The Health Foundation’s report also shows how it is a small number of conditions which contribute most to health inequalities: chronic pain, type 2 diabetes, anxiety and depression. The report points out that these conditions are largely managed in primary care, and so stresses the importance of investing in general practice, community services, prevention and early intervention. This is something we at Reform have also emphasised, and we are hard at work on our own vision for primary care reform.

Elsewhere, the Tobacco and Vapes Bill passed through the House of Commons, meaning that ‘Generation Alpha’ — that is, those born in the early 2010s — will be the UK’s first smoke-free generation. While many have cried horror at this ‘nanny state’ intervention, health campaigners have praised it as a “huge milestone” on the road to a smoke free UK. We at Reform know that smoking is one of the biggest drivers of poor health, and so think it is right for government to think about the ways we can reduce its impact. Nonetheless, we recognise that it is an imperfect policy.

This policy risks an unequal effect with different demographics, could potentially lead to the emergence of a black market, and creates the conditions for the absurd-seeming scenario of one day going to the shops with your 41-year-old friend and finding that you can buy a pack of Marlboro Reds while they cannot!

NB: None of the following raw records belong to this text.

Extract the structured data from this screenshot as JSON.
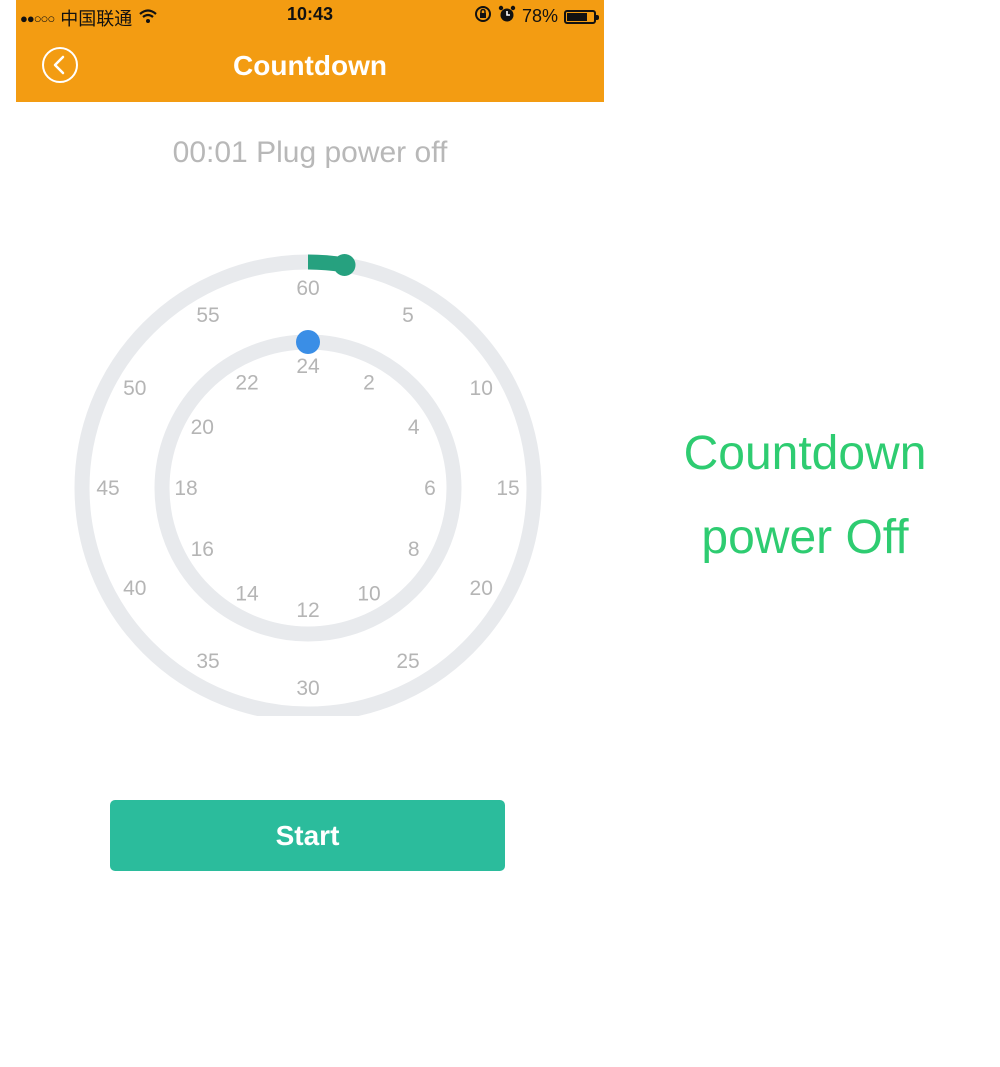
{
  "status_bar": {
    "signal_dots": "●●○○○",
    "carrier": "中国联通",
    "time": "10:43",
    "battery_percent": "78%",
    "battery_level": 0.78,
    "icons": [
      "wifi-icon",
      "rotation-lock-icon",
      "alarm-icon",
      "battery-icon"
    ]
  },
  "nav": {
    "title": "Countdown",
    "back_icon": "chevron-left-icon"
  },
  "status_text": "00:01 Plug power off",
  "dial": {
    "outer_ticks": [
      "60",
      "5",
      "10",
      "15",
      "20",
      "25",
      "30",
      "35",
      "40",
      "45",
      "50",
      "55"
    ],
    "inner_ticks": [
      "24",
      "2",
      "4",
      "6",
      "8",
      "10",
      "12",
      "14",
      "16",
      "18",
      "20",
      "22"
    ],
    "minutes_selected": 1,
    "hours_selected": 0,
    "colors": {
      "track": "#e8eaed",
      "minute_handle": "#26a17f",
      "hour_handle": "#3a8ee6"
    }
  },
  "start_button": {
    "label": "Start"
  },
  "caption": {
    "line1": "Countdown",
    "line2": "power Off"
  },
  "colors": {
    "header": "#f39c12",
    "button": "#2bbc9c",
    "caption": "#2ecc71"
  }
}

Even so, given the addictive nature of nicotine, it is hard to think of policy to produce a ‘smoke free’ generation in any other way.

There will always be pressure to prioritise policies to address the immediate demand pressures facing the NHS. But the real prize lies not in health related political soundbites, but in charting a long-term course to tackling the underlying causes of poor health — for example, by focusing on health behaviours and the places we live.

What we’ve been reading…

Aside from launching our report on missions; we have enjoyed reading the FT’s interview with Gordon Brown. The articles takes us through both Brown’s personality and his policy agenda, past and present. Brown’s musings are shown to be vast: he laments the loss of policies around social mobility and improving outcomes for the young: SureStart, educational maintenance allowance, child trust funds; and also comments on the lack of modern British philanthropists. The article praises the introduction of Brown’s multibanks, foodbanks for non-food items which provide a range of household goods to those who can’t afford them, but the tone is constantly permeated with a bleakness of how bad things have got. However, it is not all doom and gloom. The former PM does have hope for a better future for Britain. We agree!